On 9/2/20 5:56 AM, Andrey Zherikov wrote:

==============
Everything works well until I have included scripts in subdirectories:
├── dir1
│   ├── dir2
│   │   └── script
│   └── script
└── script
Content:
============== script
msg hello
include dir1/script
============== dir1/script
msg hello from dir1
include dir2/script
============== dir1/dir2/script
msg hello from dir1/dir2
==============

Compilation fails with "Error: file `"dir2/script"` cannot be found or not in a path specified with `-J`" (I used simple dmd -J. -run parser.d) which is expected because parse* functions do not track the directory where the script is located.

In this simple example the issue can be fixed by passing path to script as a parameter to parseScript function.
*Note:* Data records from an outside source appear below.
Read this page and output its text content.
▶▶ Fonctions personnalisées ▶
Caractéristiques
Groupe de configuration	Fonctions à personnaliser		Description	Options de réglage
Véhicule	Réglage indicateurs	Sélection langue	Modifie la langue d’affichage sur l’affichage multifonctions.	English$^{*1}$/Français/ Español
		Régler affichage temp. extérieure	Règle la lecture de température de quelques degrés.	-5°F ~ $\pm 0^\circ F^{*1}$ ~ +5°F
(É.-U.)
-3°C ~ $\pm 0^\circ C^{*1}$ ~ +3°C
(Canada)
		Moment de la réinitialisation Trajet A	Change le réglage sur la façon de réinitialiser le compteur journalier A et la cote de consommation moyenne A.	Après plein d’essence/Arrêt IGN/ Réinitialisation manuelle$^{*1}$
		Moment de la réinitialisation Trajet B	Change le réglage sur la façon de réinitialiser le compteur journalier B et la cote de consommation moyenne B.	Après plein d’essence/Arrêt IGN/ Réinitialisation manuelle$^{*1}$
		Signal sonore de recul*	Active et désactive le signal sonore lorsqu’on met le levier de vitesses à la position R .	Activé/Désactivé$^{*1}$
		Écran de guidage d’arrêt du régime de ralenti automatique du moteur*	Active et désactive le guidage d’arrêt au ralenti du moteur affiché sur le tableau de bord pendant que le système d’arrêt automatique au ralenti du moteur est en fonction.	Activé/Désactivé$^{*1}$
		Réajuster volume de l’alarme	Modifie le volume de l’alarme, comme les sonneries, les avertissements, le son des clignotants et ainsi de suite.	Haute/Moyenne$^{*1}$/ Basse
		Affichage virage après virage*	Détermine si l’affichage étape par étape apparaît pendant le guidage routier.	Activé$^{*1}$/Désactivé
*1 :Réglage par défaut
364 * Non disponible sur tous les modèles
But this doesn't seem to be flexible and extendable solution because there can be other commands that might call parseFile indirectly (they can even be in other modules).

Theoretically this can be solved by doing something like this but it doesn't work because "static variable `paths` cannot be read at compile time":
==============
string[] paths;
void parseFile(string file)()
{
    enum path = paths.length > 0 ? buildPath(paths[$-1], file.dirName()) : file.dirName();

     paths ~= path;
     scope(exit) paths = paths[0..$-1];

     enum script = import(buildPath(path, file));
     mixin(parseScript(script));
}
==============
Note that the whole point is to do this parsing at compile time.


OK, NOW I see where your code is coming from. The issue is that you need the directory of the script imported to be the "local directory". Your solution will not work -- you can't mixin code that is not available at compile time.

Here is what I would do instead:

string parseScript(string filename, string script)
{
    string code;
    string base = dirName(filename);
    if(base[$-1] != '/') base ~= '/';
    foreach(line; script.lineSplitter())
    {
        auto idx = line.indexOf(' ');

        switch(line[0..idx])
        {
            case "msg":
                code ~= "writeln(\"" ~ line[idx+1..$] ~ "\");";
                break;
            case "include":
            {
                code ~= `parseFile!"`;
                string importfile = line[idx+1 .. $];
                if(!importfile.startsWith('/')) // relative path
                     code ~= base;
                code ~= importfile ~ `";`;
                break;
            }
            default: break;
        }
    }
    return code;
}

And pass the filename to this function in addition to the script source.